A survey conducted by the Confederation of Indian Industry and professional service firm Evalueserve has revealed that most Indian companies were still willing to increase their investments in China despite the ongoing trade turmoil.
The survey included around 57 major Indian companies across various industries.
The Indian companies that were included in the survey all had active operations in China. Most of the companies had cited an increase in their revenues and profits over the past years as the main reason for their decision to continue investing in China.
When asked about their take on the ongoing trade dispute between China and the United States, the majority of Indian companies mentioned that they were not daunted nor affected by the trade tensions.
Indian corporate investments in China typically range from $70,000 to $70 million, with annual revenues ranging from $80,000 to $80 million. The industries that are typically outsourced or established in China by Indian corporations include those in manufacturing, consumer products, services, IT, BPO, logistics, financial services, chemicals, and telecommunications.
According to the director-general of the Confederation of Indian Industry, Chanrajit Banerjee, Indian companies still remain to be "cautiously optimistic" in their Chinese investments and they remain confident in the returns.
Around 30 percent of the Indian companies that were included in the survey reported revenues higher than $14 million from their Chinese operations last year. Four out of every five companies reported that their revenues had increased in 2018 when compared to revenues generated in the year prior. The main reason given for the increased revenue was an increase in the overall quality of their products and services from China.
The most common methods used by Indian companies for expanding in China include establishing branch offices, subsidiaries, forming joint venture companies, or establishing wholly-owned foreign enterprises. Indian companies with operations in China typically source half of their workforce locally. Some companies mentioned in the survey that they are slightly concerned about the country's rising wages and skill shortages.
The survey revealed that most Indian companies preferred to establish their businesses in East China, particularly in Shanghai. Indian companies are also starting to look at Beijing, Jiangsu, and Guangdong as possible destinations for future investments.

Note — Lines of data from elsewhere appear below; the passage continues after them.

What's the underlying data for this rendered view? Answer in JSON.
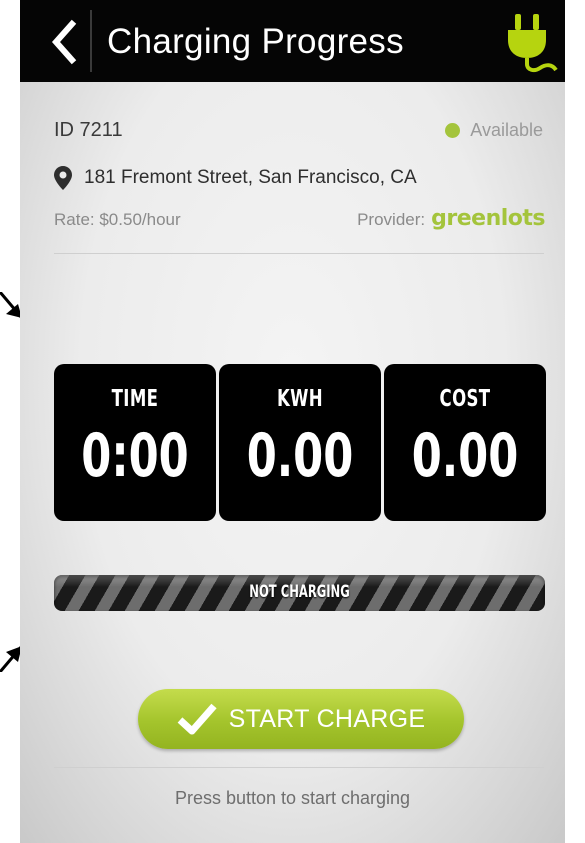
{
  "header": {
    "title": "Charging Progress"
  },
  "station": {
    "id_text": "ID 7211",
    "status_text": "Available",
    "address": "181 Fremont Street, San Francisco, CA",
    "rate": "Rate: $0.50/hour",
    "provider_label": "Provider:",
    "provider_name": "greenlots"
  },
  "meters": {
    "time_label": "TIME",
    "time_value": "0:00",
    "kwh_label": "KWH",
    "kwh_value": "0.00",
    "cost_label": "COST",
    "cost_value": "0.00"
  },
  "progress": {
    "label": "NOT CHARGING",
    "fraction": 0
  },
  "actions": {
    "start_label": "START CHARGE"
  },
  "footer": {
    "hint": "Press button to start charging"
  },
  "colors": {
    "accent": "#a4c43c",
    "header_bg": "#050505",
    "meter_bg": "#000000"
  },
  "icons": {
    "back": "chevron-left-icon",
    "plug": "plug-icon",
    "pin": "map-pin-icon",
    "check": "checkmark-icon",
    "status_dot": "status-dot-icon"
  }
}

China is well aware of the increase in Indian investment to the country, which is why it had continually been trying to further open its economy to its close neighbor. Analysts predict that the deep economic relations between both nations will still continue to grow in the coming years.
Both nations will, of course, have to jointly face the current issued that hamper trade. This includes trade bullying and commercial hurdles such as irresponsible trade policies and unilateralism.